Gerade die Tratak-Übung führt hier Geist und Körper wieder zusammen: Achtsamkeit, Ausdauer nur dem einem Objekt gegenüber . Nach dem Augenschluss die Visualisierung des Objektes als geistige Reflektion des Sehvorganges und die Einbettung in den Energiefluss.

Dies harmonisiert die Körperfunktionen mit dem geistigen Prozess.Die körperlichen Voraussetzungen werden gestärkt: die Tränendrüsenfunktion wird angeregt, der Tränenfilm wird qualitativ besser/belastbarer . Die Augenmuskeln erhalten eine Übung in der Zielfixierung ohne informatorische Ablenkung. Augenmuskelungleichgewichte geringerer Art (Phorien) werden ausgeglichen.

Kurz und gut: Tratak-nie war es wertvoller als heute :-)

Clemens
Namaste,
interessante Frage. Meine erste Reaktion war: Ohn nein. Bloss nicht. :)
Danke auch an Clemens für die schöne Ausführung.

Ich als (ehemaliger/saison) Bildschirmvielarbeiter habe mir in der Kindheit einen schönen Augenschaden zugezogen. Stundenlang vor einem Fernsehr gehangen und Computerspiele gezockt. Später dann täglich bis zu 10h Arbeit am Rechner. Durch die Falchbildschirme ist schon eine deutliche Besserung eingetreten. Ich kann nur zu diesen Geräten raten. Wer heute noch mit Röhre unterwegs ist, der tut sich in meinen Augen (Wortwitz) keinen Gefallen.
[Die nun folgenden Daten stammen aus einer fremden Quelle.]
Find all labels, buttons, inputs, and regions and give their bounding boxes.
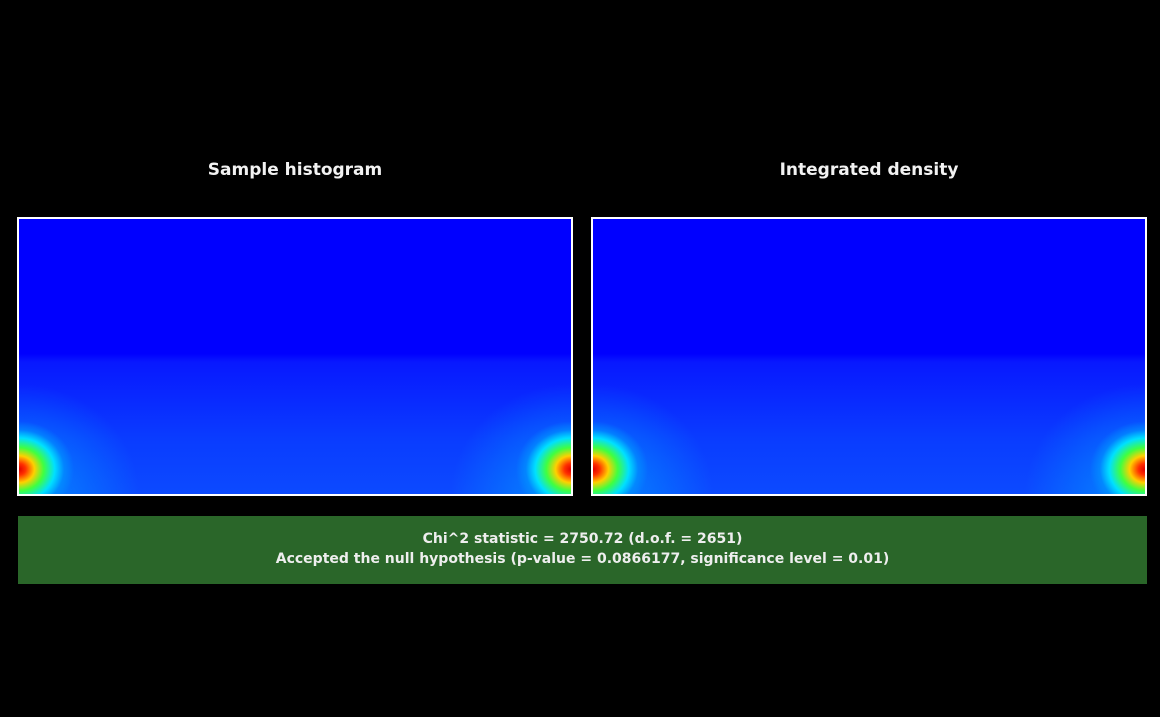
heatmap <box>591 217 1147 496</box>
heatmap <box>17 217 573 496</box>
result-line: Accepted the null hypothesis (p-value = … <box>275 551 890 567</box>
panel-title: Sample histogram <box>207 160 383 180</box>
result-box: Chi^2 statistic = 2750.72 (d.o.f. = 2651… <box>18 516 1147 584</box>
panel-title: Integrated density <box>779 160 959 180</box>
result-line: Chi^2 statistic = 2750.72 (d.o.f. = 2651… <box>422 531 743 547</box>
Nach dieser abschweifung komme ich zu meiner Einleitung zurück. Bloss nicht Tratak aufgeben. Alle Yoga Augenübungen (Besonders auf den Daumen/Wand scharf stellen) können sehr viel in der Prävention leisten. Ich könnte mir nämlich vorstellen das jemand der regelmässig an diese Übungen von seinem Yogalehrer in Worten und Praxis erinnert wird am Computer, wenn die Augen schmerzen eine kleine Pause einlegt. Die Bewegungen findet die er benötigt. Blinzelt. Und dann weiterarbeiten kann. Besser wie ohne Blinzeln starr stunden lang auf den Monitor glotzen. Ich sehe es in jeder Klasse Azubis die ich betreue. Bei jeder Schulung. Es wird nicht geblinzelt. Die Augen trocknen aus.

Tratak kann so viel schönes uns positives bewirken. Für mich eine der wunderbarsten Einführungen in die Meditation (neben Gehmediation in der Natur). Ich bin durch meine Kindheit sehr auf Kerzen und Weihnachten im positiven Konditoniert. Ich rieche die Kerze und gelange noch heute in eine sehr ruhige Stimmung. Empfange viel schöne Energie. Es tut mir sehr gut. Auch die Konzentrationsübung tut mir gut. Und im Alltag ist es mir eine kleine Erinnerung gelegentlich Pause zu machen ... und manchmal halte ich in meinen Klassen eine längere Ausführung "wie der Arbeitsalltag schmerzfrei gestaltet werden kann"

om shanti
Danke dir Clemens, das hast du sehr anschaulich beschrieben! Die Idee kam nicht von mir, eine Teilnehmerin, sie arbeitet in der Augenklinik, meinte Tratak sei in der heutigen Zeit kontraindiziert.
Ich selbst liebe Tratak, aber eher wegen der anderen Wahrnehmung, die diese Übung auslöst.